ATI LPN
Maternal Newborn ATI Proctored Exam
1. When caring for a client suspected of having hyperemesis gravidarum, which finding is a manifestation of this condition?
- A. Hgb 12.2 g/dL
- B. Urine ketones present
- C. Alanine aminotransferase 20 IU/L
- D. Blood glucose 114 mg/dL
Correct answer: B
Rationale: The correct answer is B: Urine ketones present. The presence of urine ketones indicates dehydration, which is a common manifestation of hyperemesis gravidarum. Hyperemesis gravidarum is characterized by severe nausea, vomiting, weight loss, and electrolyte imbalances due to dehydration. Monitoring for ketonuria helps assess the degree of dehydration in clients with this condition. Choices A, C, and D are incorrect because hemoglobin level, alanine aminotransferase level, and blood glucose level are not specific manifestations of hyperemesis gravidarum. While these laboratory values may be abnormal in some cases, they are not typically used to diagnose or assess the condition.
2. A healthcare provider is assessing a newborn 1 hr after birth. Which of the following respiratory rates is within the expected reference range for a newborn?
- A. 22/min
- B. 48/min
- C. 100/min
- D. 110/min
Correct answer: B
Rationale: The expected respiratory rate for a newborn is between 30 to 60 breaths per minute. A rate of 48 breaths per minute falls within this range, indicating normal respiratory function for a newborn. Choice A (22/min) is below the expected range, Choices C (100/min) and D (110/min) are above the expected range for a newborn's respiratory rate.
3. When checking for the Moro reflex in a newborn, what action should the nurse take?
- A. Hold the newborn vertically under arms and allow one foot to touch the table.
- B. Stimulate the pads of the newborn's hands with stroking or massage.
- C. Stimulate the soles of the newborn's feet on the outer lateral surface of each foot.
- D. Hold the newborn in a semi-sitting position, then allow the newborn's head and trunk to fall backward.
Correct answer: D
Rationale: The correct action to check for the Moro reflex in a newborn is to hold the newborn in a semi-sitting position and then allow the newborn's head and trunk to fall backward. The Moro reflex is elicited by a sudden loss of support or a loud noise. The normal response involves symmetrical abduction and extension of the arms, followed by their return to the midline in an embracing motion. Choices A, B, and C do not describe the correct method for assessing the Moro reflex and are therefore incorrect.
4. A woman at 38 weeks of gestation is admitted in early labor with ruptured membranes. The nurse determines that the client's oral temperature is 38.9°C (102°F). Besides notifying the provider, which of the following is an appropriate nursing action?
- A. Recheck the client's temperature in 4 hours.
- B. Administer glucocorticoids intramuscularly.
- C. Assess the odor of the amniotic fluid.
- D. Prepare the client for emergency cesarean section.
Correct answer: C
Rationale: An elevated temperature in a woman with ruptured membranes may indicate infection. Assessing the odor of the amniotic fluid can help determine if chorioamnionitis (an infection of the amniotic fluid) is present. This assessment is crucial to guide further interventions and management of the client's condition. Options A, B, and D are incorrect. Rechecking the client's temperature in 4 hours does not address the immediate concern of potential infection. Administering glucocorticoids intramuscularly is not indicated based solely on an elevated temperature. Preparing the client for an emergency cesarean section is premature and not supported by the information provided.
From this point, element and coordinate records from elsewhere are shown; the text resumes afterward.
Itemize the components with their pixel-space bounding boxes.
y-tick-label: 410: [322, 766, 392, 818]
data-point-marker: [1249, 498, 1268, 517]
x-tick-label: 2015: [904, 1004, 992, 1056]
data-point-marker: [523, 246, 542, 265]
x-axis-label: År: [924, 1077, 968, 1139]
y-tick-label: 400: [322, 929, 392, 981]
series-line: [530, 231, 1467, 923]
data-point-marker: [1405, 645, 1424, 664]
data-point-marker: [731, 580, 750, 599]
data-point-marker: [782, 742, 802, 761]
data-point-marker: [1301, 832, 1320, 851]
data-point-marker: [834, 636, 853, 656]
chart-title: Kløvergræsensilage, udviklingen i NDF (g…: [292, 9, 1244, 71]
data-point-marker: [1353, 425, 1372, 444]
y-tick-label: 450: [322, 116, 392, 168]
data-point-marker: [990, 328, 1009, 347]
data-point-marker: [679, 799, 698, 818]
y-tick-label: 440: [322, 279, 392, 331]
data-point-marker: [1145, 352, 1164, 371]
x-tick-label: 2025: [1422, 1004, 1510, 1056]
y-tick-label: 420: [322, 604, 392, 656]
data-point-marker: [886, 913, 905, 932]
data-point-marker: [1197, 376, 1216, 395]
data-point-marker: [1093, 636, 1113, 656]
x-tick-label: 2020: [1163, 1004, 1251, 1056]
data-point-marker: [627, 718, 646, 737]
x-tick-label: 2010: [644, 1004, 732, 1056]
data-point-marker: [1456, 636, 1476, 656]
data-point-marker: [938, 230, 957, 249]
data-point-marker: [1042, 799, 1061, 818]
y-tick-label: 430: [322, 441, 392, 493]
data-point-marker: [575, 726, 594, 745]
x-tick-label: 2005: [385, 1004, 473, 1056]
5. A nurse in a prenatal clinic overhears a newly licensed nurse discussing conception with a client. Which of the following statements by the newly licensed nurse requires intervention by the nurse?
- A. Fertilization takes place in the outer third of the fallopian tube.
- B. Implantation occurs between 6 to 10 days after conception.
- C. Sperm remain viable in the woman's reproductive tract for 2 to 3 days.
- D. Bleeding or spotting can accompany implantation.
Correct answer: B
Rationale: The correct answer is B because implantation typically occurs between 6 to 10 days after conception, not 2 to 3 days. It is crucial for the nurse to intervene and provide accurate information to ensure the client receives correct education about conception. Choice A is correct as fertilization does occur in the outer third of the fallopian tube. Choice C is also accurate as sperm can remain viable in the woman's reproductive tract for 2 to 3 days. Choice D is correct as bleeding or spotting can indeed accompany implantation.